There are a handful of refinements such as the ability to jump to a copy of the epliogue (not the prologue), and even returning to the previous threaded 'stack' frame from within a primitive operation, but the useful portions of the method are described here.
I doubt that I am the first to use this method, and I doubt that I have implemented it in the optimal way. I would be very interested to hear suggestions for improving this technique. Please submit a "Issue" or start a "Discussion" on the main Github page for this project with any suggestions or thoughts you may have.
If it seems like a stretch to call the threaded code a "virtual machine", consider that the technique described above already permits code like the following, which I think you'll agree starts to look like assembly language for a fictitious virtual processor:
main_program:
spthread_begin
.loop: dw sendbyte, $FFFF
dw readbyte $FF
dw jump_nonzero, .loop
spthread_end
; ... other code here
halt
sendbyte:
pop bc
out (c),b
ret
readbyte:
pop bc
in b,(c)
ret
jump_nonzero:
pop hl
sub a
cp b
ret z
ld sp,hl ; SP now points to .loop and...
ret ; this will continue execution at sendbyte
By changing SP
from a machine-level threaded-code "instruction", your code can move around inside the threaded instruction stream.

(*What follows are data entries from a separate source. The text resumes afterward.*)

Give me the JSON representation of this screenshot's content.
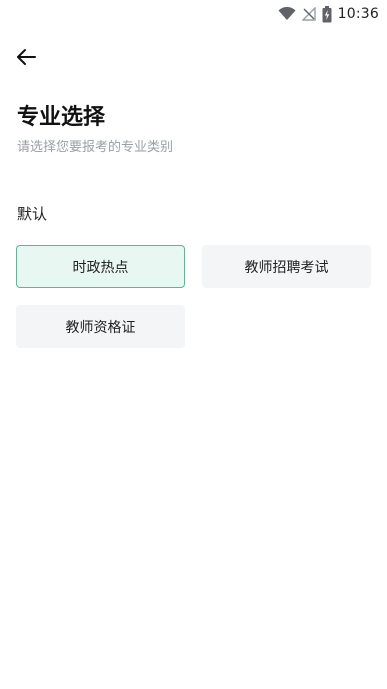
{
  "status_bar": {
    "time": "10:36",
    "icons": [
      "wifi-icon",
      "signal-off-icon",
      "battery-charging-icon"
    ]
  },
  "header": {
    "back_icon": "arrow-left-icon",
    "title": "专业选择",
    "subtitle": "请选择您要报考的专业类别"
  },
  "section": {
    "label": "默认",
    "options": [
      {
        "label": "时政热点",
        "selected": true
      },
      {
        "label": "教师招聘考试",
        "selected": false
      },
      {
        "label": "教师资格证",
        "selected": false
      }
    ]
  },
  "colors": {
    "accent": "#43c29a",
    "selected_bg": "#e8f7f1",
    "option_bg": "#f4f5f7"
  }
}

Some might be wondering why not simply use the IX
and IY
registers to store return addresses. After all, it is very easy to make a macro to do this:
ld iy,$+3 ; save the return address
jp musub ;
; ...
mysub: ; do something useful
; ...
jp (iy) ; return from whence we came
We have three registers available with similar powers, IX
, IY
, and even HL
. And this is much faster and simpler than the whole SPT mess.
The reason is simple. In this diagnostics ROM, where the goal was to operate with no RAM whatsoever, giving up IX
and IY
was too high a price to pay when they are needed for global variables.